La Maison de la Courtisane (recueil)/Sa Voix

SA VOIX

L’abeille sauvage tournoie incertaine de branche en branche, sous son vêtement de fourrure et son aile de gaze, dans la coupe d’un lis, ou met en branle la cloche d’une jacinthe, dans sa course errante. Asseois-toi plus près, amie. Ce fut ici, je crois, que je fis ce voeu.

Et jurai que deux existences n’en feraient qu’une, aussi longtemps que la mouette aimerait la mer, aussi longtemps que l’héliante chercherait le soleil. « Vous et moi, dis-je, ce sera pour l’éternité. » Chère amie, ces jours sont finis, passés : le fil de l’amour est filé.

Lève les yeux vers ces peupliers qui se balancent, se balancent dans l’air de l’été. Ici dans la vallée, jamais une brise n’éparpille le duvet du chardon, mais là-bas soufflent de grands vents, venus des puissantes mers aux mystérieux murmures et des vastes espaces, que cinglent les vagues.

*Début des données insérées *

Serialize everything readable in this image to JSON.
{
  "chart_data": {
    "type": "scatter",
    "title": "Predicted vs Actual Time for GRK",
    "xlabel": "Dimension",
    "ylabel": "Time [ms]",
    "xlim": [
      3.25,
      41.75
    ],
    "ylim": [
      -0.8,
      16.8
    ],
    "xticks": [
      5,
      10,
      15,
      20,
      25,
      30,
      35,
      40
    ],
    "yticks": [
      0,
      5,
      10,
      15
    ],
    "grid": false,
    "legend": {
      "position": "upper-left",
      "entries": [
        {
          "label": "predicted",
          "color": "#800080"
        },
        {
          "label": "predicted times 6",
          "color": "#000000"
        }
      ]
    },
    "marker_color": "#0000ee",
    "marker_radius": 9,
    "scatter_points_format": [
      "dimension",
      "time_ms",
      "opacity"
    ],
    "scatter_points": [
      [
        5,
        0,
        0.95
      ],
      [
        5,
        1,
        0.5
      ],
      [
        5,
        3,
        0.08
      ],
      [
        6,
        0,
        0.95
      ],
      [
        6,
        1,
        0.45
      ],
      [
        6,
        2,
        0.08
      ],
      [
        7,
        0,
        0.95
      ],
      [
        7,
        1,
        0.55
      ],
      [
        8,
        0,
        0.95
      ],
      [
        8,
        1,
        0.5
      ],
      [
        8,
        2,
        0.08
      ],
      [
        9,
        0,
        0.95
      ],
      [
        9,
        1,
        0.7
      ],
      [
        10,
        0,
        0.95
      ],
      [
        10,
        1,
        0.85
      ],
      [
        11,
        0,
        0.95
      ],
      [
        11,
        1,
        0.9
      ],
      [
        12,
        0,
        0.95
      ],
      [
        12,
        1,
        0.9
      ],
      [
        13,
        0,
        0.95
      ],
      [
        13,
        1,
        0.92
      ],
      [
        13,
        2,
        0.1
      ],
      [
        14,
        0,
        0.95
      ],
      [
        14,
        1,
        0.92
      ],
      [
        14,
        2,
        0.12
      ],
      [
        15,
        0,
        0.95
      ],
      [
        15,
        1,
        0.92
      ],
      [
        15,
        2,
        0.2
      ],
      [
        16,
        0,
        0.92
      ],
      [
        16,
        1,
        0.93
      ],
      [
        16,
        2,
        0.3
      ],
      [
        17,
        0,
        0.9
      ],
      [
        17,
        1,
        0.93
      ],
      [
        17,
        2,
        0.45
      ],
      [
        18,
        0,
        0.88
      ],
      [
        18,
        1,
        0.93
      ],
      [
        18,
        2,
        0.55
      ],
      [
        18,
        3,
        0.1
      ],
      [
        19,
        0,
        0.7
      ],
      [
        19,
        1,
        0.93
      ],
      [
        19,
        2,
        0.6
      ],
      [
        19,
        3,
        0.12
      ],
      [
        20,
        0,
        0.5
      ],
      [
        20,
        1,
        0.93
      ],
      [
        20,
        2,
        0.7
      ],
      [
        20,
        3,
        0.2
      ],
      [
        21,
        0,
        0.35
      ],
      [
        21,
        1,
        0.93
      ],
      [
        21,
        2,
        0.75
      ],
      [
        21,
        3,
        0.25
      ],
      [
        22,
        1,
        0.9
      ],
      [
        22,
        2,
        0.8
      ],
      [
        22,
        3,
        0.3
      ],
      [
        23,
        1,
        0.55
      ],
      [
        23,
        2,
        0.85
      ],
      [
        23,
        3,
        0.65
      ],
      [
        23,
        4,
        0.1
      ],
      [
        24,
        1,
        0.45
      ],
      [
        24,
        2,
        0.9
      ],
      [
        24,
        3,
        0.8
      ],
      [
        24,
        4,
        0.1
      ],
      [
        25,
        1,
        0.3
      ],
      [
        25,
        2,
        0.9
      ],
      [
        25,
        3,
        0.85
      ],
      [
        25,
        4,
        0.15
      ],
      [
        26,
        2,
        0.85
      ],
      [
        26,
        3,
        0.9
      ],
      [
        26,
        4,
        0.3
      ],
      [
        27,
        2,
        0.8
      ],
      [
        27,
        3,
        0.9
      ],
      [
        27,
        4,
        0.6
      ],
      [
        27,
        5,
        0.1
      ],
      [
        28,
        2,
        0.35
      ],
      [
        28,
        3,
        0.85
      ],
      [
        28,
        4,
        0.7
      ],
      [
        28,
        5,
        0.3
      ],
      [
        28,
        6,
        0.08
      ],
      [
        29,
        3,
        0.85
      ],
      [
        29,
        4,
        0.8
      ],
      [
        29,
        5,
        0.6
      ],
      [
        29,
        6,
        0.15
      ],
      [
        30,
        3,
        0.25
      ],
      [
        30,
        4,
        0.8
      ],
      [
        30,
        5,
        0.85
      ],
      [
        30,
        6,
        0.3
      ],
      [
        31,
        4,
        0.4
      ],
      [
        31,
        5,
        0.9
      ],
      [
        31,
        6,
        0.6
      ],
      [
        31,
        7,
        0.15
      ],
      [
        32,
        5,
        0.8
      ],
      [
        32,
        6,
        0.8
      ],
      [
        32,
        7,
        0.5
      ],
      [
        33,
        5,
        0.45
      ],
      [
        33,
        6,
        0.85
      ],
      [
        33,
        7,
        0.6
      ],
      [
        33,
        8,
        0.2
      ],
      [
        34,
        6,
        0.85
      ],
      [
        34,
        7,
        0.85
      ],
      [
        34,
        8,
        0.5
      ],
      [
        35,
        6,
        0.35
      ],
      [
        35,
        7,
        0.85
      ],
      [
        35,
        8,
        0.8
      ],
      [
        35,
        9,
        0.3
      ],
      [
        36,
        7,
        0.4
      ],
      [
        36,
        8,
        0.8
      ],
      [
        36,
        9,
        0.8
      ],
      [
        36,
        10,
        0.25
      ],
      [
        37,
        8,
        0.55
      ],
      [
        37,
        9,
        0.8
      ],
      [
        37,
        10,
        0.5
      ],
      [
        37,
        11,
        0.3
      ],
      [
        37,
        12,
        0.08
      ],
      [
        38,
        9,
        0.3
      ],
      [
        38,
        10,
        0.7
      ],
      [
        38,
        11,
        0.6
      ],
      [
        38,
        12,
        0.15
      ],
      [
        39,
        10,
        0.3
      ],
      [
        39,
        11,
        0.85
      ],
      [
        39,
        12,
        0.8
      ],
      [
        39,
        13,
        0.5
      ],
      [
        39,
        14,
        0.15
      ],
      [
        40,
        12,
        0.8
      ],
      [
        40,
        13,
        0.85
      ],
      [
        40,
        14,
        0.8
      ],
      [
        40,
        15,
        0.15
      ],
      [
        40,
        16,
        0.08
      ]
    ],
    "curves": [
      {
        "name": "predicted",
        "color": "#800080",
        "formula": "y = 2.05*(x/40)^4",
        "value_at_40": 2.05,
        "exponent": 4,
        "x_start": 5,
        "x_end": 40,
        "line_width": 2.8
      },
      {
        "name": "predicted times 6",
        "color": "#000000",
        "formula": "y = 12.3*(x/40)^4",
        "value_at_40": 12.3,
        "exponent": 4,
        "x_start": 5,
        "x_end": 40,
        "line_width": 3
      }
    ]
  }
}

Regardez là-haut où la blanche mouette jette son cri aigu. Que voit-elle que nous ne voyons pas ? Est-ce une étoile ou la lampe qui scintille sur quelque navire en route pour l’étranger ? Ah ! Se peut-il que nous ayons vécu nos vies sur une terre de rêve, que cela serait triste !

Chérie, ici il ne nous reste rien à dire que ceci : que l’amour n’est jamais perdu. L’âpre hiver poignarde le sein de mai dont les roses cramoisies crèvent ses glaçons. Des navires ballotés par la tempête trouveront un havre dans quelque baie et ainsi nous aussi nous ferons.

Et ici il n’y a rien à faire que de nous baiser de nouveau et nous séparer. Ah ! Il n’est rien que nous ne puissions affronter. J’ai ma Beauté, vous avez votre Art. Ah ! Ne vous arrêtez pas. Un monde n’est pas assez pour deux êtres comme vous et moi.